Figure 2.

Confirmation of PmpD-N protein expression in herpesvirus of turkeys (HVT) vector by immunoblotting assay and indirect immunofluorescence. (A) The PmpD-N expression in rHVT-EF-pmpD was detected by immunoblot using Chlamydia psittaci strain 6BC-specific polyclonal antibodies. Lane M, pre-stained protein ladder; Lane 1, cell lysate post inoculation with rHVT-EF-pmpD; Lane 2, cell lysate post inoculation with rHVT-CMV-pmpD; Lane 3, cell lysate post inoculation with parental HVT. The black arrow indicates the approximate size of 43 kDa. (B) Indirect immunofluorescence analysis of PmpD-N expression in chicken embryo fibroblast (CEF) cells. CEF cells on glass coverslips were infected with rHVT-EF-pmpD, then incubated with mouse anti-PmpD-N polyclonal antibody of C. psittaci and chicken anti-HVT polyclonal serum, and then subsequently reacted with the goat anti-mouse IgG conjugated with Alexa Fluor 488 (green fluorescence, shown in the lower left panel) and goat anti-chicken IgY labeled with Alexa Fluor 568 (red fluorescence, shown in the lower right panel), respectively.
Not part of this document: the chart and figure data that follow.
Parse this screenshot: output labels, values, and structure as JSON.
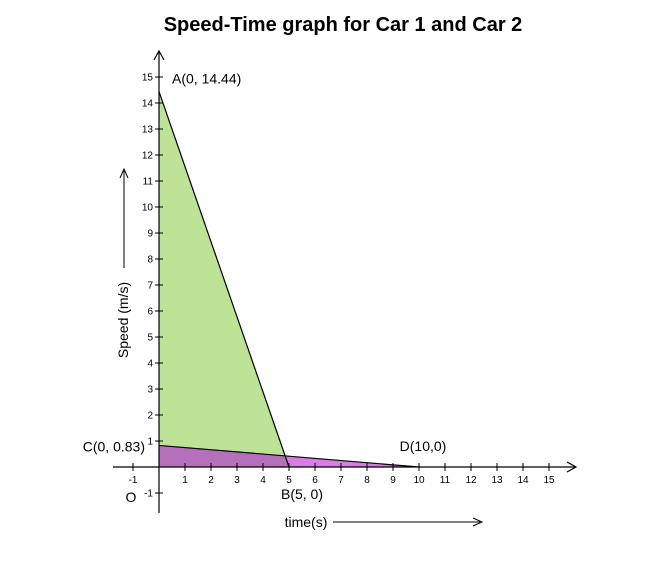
{
  "chart_data": {
    "type": "area",
    "title": "Speed-Time graph for Car 1 and Car 2",
    "xlabel": "time(s)",
    "ylabel": "Speed (m/s)",
    "origin_label": "O",
    "xlim": [
      -1,
      15
    ],
    "ylim": [
      -1,
      15
    ],
    "x_ticks": [
      -1,
      1,
      2,
      3,
      4,
      5,
      6,
      7,
      8,
      9,
      10,
      11,
      12,
      13,
      14,
      15
    ],
    "y_ticks": [
      -1,
      1,
      2,
      3,
      4,
      5,
      6,
      7,
      8,
      9,
      10,
      11,
      12,
      13,
      14,
      15
    ],
    "grid": false,
    "series": [
      {
        "points": [
          [
            0,
            14.44
          ],
          [
            5,
            0
          ]
        ],
        "fill": "#bde396",
        "stroke": "#000000"
      },
      {
        "points": [
          [
            0,
            0.83
          ],
          [
            10,
            0
          ]
        ],
        "fill": "#d97ce6",
        "stroke": "#000000"
      }
    ],
    "overlap_fill": "#b56fbb",
    "annotations": [
      {
        "text": "A(0, 14.44)",
        "x": 0,
        "y": 14.44
      },
      {
        "text": "B(5, 0)",
        "x": 5,
        "y": 0
      },
      {
        "text": "C(0, 0.83)",
        "x": 0,
        "y": 0.83
      },
      {
        "text": "D(10,0)",
        "x": 10,
        "y": 0
      }
    ]
  }
}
Finally, cell nuclei were stained with diamidino-2-phenylindole (blue fluorescence, shown in the top right panel). The merged image is shown in the top left panel. The expression of the targeted protein is indicated by white arrows in the top left panel. (C) rHVT-CMV-pmpD control. CEF cells on glass coverslips were infected with rHVT-CMV-pmpD, and then the process of test and the panel meaning are the same as those shown in panel (B).